Amidst rising tensions in the Middle East, global supply chain uncertainties, and labour shortages, a recent report by Anarock indicates that 5,40,400 housing units are scheduled for delivery across the country’s top seven cities in 2026. While cities like Mumbai, Pune, and Bengaluru may face pressure regarding project deliveries due to the high volume of units, the situation in Delhi-NCR appears far more balanced; only 39,000 units are slated for delivery there, representing just about 7 percent of the total supply.
Experts suggest that limited construction pressure makes it easier for developers to manage projects effectively, thereby increasing the likelihood of timely completion. Expectations for on-time construction and delivery remain high, driven by robust RERA regulations, improved project planning, and a manageable project load. The supply chain situation is also expected to normalize soon following the peace agreement, facilitating the return of essential raw materials and migrant workers; this will positively impact both construction costs and the pace of work.

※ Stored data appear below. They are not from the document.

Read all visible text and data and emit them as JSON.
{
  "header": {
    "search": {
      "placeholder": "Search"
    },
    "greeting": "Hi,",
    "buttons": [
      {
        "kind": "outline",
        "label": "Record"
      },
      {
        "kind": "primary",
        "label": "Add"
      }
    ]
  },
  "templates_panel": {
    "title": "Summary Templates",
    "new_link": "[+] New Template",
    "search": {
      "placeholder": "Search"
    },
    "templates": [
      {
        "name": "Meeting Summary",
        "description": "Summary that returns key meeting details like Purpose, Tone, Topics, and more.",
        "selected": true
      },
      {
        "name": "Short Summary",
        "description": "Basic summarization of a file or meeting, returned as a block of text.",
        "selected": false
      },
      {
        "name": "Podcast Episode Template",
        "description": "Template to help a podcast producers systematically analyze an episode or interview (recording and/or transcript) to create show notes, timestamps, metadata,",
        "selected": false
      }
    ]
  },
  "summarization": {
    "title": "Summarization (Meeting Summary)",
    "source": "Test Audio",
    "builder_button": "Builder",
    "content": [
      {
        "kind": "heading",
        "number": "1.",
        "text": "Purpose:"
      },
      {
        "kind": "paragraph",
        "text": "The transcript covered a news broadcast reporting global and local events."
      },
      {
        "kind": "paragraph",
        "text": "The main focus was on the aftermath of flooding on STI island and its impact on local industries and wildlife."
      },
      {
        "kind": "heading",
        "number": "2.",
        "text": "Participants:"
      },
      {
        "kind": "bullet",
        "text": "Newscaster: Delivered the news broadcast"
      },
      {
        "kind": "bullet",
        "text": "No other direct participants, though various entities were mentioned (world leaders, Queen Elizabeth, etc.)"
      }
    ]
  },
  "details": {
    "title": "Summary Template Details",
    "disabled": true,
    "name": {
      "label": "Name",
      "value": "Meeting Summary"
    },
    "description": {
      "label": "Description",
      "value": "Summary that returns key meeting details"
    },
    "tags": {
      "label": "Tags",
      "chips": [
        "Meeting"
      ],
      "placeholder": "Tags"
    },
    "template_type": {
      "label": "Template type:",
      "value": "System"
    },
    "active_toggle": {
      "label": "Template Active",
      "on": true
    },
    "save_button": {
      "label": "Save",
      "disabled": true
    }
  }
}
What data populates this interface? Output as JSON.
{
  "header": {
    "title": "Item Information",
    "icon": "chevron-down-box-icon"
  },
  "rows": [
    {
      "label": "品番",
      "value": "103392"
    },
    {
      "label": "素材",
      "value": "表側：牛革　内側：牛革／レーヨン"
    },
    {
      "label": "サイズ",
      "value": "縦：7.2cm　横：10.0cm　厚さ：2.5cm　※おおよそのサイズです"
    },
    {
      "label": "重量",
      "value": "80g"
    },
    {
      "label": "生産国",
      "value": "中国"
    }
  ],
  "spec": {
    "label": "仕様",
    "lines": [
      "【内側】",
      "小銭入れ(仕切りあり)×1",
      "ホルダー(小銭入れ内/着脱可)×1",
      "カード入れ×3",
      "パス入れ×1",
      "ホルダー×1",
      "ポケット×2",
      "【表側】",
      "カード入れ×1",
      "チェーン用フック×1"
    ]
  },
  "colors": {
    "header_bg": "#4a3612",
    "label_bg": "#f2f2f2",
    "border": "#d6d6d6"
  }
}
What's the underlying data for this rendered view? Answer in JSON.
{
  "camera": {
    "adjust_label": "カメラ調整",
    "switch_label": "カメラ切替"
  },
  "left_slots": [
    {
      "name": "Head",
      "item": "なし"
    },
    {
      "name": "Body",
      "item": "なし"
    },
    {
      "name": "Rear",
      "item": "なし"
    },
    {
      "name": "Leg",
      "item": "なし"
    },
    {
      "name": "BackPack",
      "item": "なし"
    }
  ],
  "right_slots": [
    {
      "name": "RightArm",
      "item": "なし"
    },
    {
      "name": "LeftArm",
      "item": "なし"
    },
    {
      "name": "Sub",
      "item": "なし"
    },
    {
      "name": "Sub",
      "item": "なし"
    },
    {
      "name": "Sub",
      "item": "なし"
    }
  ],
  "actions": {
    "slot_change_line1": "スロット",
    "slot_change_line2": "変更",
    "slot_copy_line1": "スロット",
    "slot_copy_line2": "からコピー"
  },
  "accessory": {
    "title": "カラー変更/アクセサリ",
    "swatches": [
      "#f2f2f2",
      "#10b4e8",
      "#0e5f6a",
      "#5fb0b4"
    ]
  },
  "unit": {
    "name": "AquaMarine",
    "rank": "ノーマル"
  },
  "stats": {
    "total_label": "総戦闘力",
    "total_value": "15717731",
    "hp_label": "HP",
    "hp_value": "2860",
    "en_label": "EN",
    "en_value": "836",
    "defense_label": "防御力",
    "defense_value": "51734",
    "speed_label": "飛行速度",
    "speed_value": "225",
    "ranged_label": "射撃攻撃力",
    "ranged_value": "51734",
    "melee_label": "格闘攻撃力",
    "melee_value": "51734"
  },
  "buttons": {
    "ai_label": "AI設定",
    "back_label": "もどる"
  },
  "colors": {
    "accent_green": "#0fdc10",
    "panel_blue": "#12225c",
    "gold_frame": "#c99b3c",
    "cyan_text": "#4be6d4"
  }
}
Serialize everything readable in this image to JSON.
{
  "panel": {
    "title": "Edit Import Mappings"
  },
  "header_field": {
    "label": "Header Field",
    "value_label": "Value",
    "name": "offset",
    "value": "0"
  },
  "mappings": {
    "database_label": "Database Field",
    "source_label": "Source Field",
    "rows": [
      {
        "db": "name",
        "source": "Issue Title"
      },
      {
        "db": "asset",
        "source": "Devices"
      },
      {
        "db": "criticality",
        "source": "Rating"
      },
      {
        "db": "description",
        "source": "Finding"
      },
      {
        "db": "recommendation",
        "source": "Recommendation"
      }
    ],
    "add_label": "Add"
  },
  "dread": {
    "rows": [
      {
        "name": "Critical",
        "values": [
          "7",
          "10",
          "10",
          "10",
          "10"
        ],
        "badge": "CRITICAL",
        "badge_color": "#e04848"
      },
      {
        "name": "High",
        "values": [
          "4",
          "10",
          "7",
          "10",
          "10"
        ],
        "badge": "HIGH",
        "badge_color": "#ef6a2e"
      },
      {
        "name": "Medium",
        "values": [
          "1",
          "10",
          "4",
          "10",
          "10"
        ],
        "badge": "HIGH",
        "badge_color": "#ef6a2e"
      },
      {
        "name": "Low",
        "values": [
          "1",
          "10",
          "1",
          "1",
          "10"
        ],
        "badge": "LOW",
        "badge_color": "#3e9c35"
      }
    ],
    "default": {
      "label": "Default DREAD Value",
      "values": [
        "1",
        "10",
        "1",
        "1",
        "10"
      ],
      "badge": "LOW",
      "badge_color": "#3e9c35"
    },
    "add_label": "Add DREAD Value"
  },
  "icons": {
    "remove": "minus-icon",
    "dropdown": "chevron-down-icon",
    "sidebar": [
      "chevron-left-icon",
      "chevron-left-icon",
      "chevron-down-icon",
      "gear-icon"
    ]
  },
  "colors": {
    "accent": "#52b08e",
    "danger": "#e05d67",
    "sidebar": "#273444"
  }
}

Commenting on this, Dinesh Gupta, President, CREDAI Western UP, said, “Promoters have managed to balance between under-construction and new launches in Noida- Gr Noida. It is smart move to first focus on launched projects, complete them as per schedule before jumping on the new launch. A perfect amalgamation between demand and supply ensure healthy growth the realty sector.”
Gitanjali Khanna, MD, Rearco Pvt Ltd, said, “Projects nearing the final stages of construction rely heavily on PVC, uPVC, and ceramic products, many of which are linked to Middle Eastern supply chains. Consequently, we have focused on securing necessary inventory and are managing costs by strengthening local supply chain networks. Stability in the global supply chain and reduced uncertainty are anticipated following the interim peace agreement.”
Shailendra Sharma, Chairman, Renox Group, said, “Prolonged tensions in the Middle East have disrupted supply chains, leading to an exodus of construction workers and impacting project construction schedules. The advantage is that construction is already complete for one project, while the other involves a limited number of units, thereby avoiding the pressure of excessive construction activity.”
Ashwani Nagpal, COO, Diligent Builders, said, “We have revamped our operations based on past experiences. We have placed greater emphasis on local sourcing and increased the use of technology to ensure seamless possession handover and to prevent any disruption to the pace of construction.”
Himanshu Garg, Director, RG Group, said, “After a decade of market fluctuations, the NCR market has matured significantly. Having secured the Occupancy Certificate (OC) for 1,900 units in Phase 1, our priority is now handing over possession and constructing the Phase 2 towers using state-of-the-art construction methods.”